MahlZeit . Coltiviamo la vita . Deboriada

„Wir geben zweimal wöchentlich an rund 250 Familien und Einzelpersonen gerettete Lebensmittel aus. Das sind – bis auf drei Familien – alles Pseirer: Rentner, Alleinerziehende, kinderreiche Familien, Suchtkranke.“ So der Bericht von Brigitte Gufler von der Pseirer Tafel. In Passeier wird die Tafel von der Gemeinde unterstützt, organisiert wird sie von Freiwilligen. Auch in Seis sind es ein Dutzend Freiwillige, die von Metzgern, Bäckern und Lebensmittelläden Lebensmittel erhalten, die hart am Verfallsdatum sind, um sie an Bedürftige weiter zu geben. „Wir versorgen zwischen 10 und 20 Familien und Einzelpersonen pro Woche“ sagt Walburg Grünberger, die mit fünf Kolleginnen zur Veranstaltung gekommen ist. „Schämen tut sich heute keiner mehr, Armut kann jeden erwischen“. Diese Erfahrung macht auch die Tafel Unterland, die von Waltraud Terleth geleitet wird: „Unsere Kunden müssen belegen, dass sie bedürftig sind und es werden immer mehr“. Nicht an Einzelkunden, sondern an Organisationen geben die Bozner Bröseljäger von Volontarius die geretteten Lebensmittel weiter. „Wir geben täglich frisch an den Vinzibus, an den Vinzenzverein und an verschiedene Pfarreien weiter“, berichtet Sigrid Möltner. Mit Fahrrädern und Autos sind die Bozner Bröseljäger allabendlich bei Bäckereien, auf dem Obstmarkt bei Supermärkten und in der Messe Bozen unterwegs, um Lebensmittel vor dem Mülleimer zu retten und sie an Bedürftige weiter zu geben.

MahlZeit . Coltiviamo la vita . Deboriada

Mit dem Workshop „tasty waste“ will die Young Caritas, eine von rund 30 Kooperationspartnern der Kampagne MahlZeit, mit Bildung gegen das Problem der Lebensmittelverschwendung ankämpfen. Dazu Projektleiterin Nicole Pozzi: „Mit diesem Workshop wollen wir erzieherisch arbeiten und vor allem jungen Leuten eine Alternative zur Wegwerfmentalität anbieten.“ Der Workshop kann von Interessierten bei Young Caritas angefordert werden.

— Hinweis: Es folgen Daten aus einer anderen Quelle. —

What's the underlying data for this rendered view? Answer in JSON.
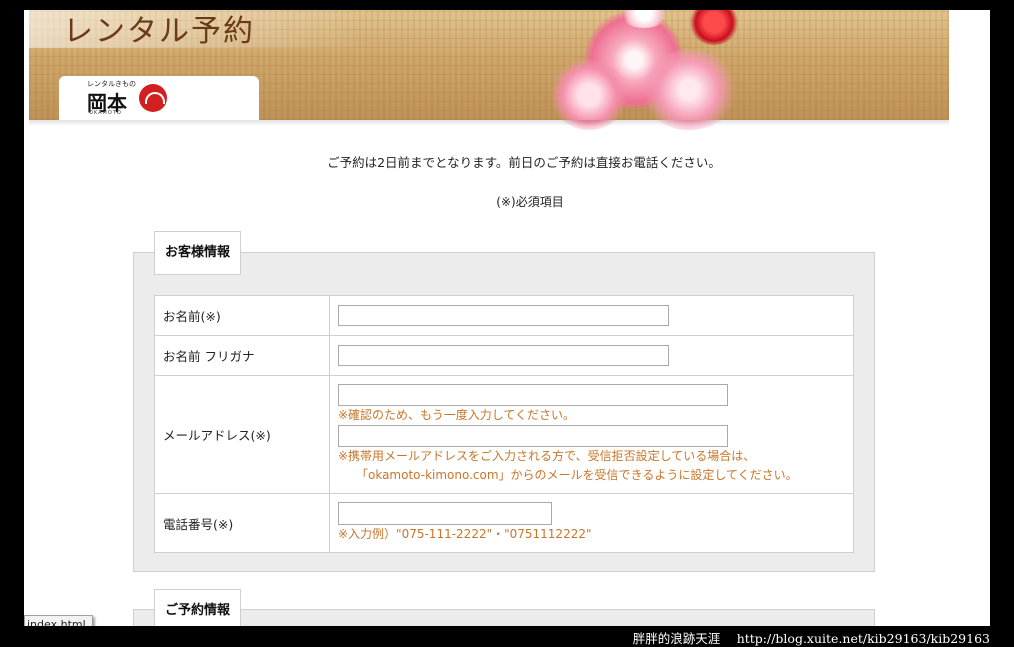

Die Direktorin der Fachschule für Hauswirtschaft und Ernährung Gudrun Ladurner betonte die Wichtigkeit der Vernetzung aller am Thema Interessierten und versprach, als Schule weiterhin unterstützend zu wirken.

MahlZeit . Coltiviamo la vita . Deboriada

„Unsere globale Landwirtschaft wäre in der Lage 14 Milliarden Menschen zu ernähren. Dass dabei dennoch alle drei Sekunden ein Mensch an Hunger sterben muss, liegt unter anderem an der äußerst ungerechten Verteilung von Lebensmitteln. Täglich landen auch in Südtirol unvorstellbare Mengen an Nahrungsmitteln in der Mülltonne. Hier wollen und müssen wir alle gemeinsam etwas unternehmen, um diesem Irrsinn ein Ende zu bereiten,“ so Matthäus Kircher, der Geschäftsführer der Organisation für Eine Welt OEW, ebenfalls Kooperationspartnerin von MahlZeit abschließend.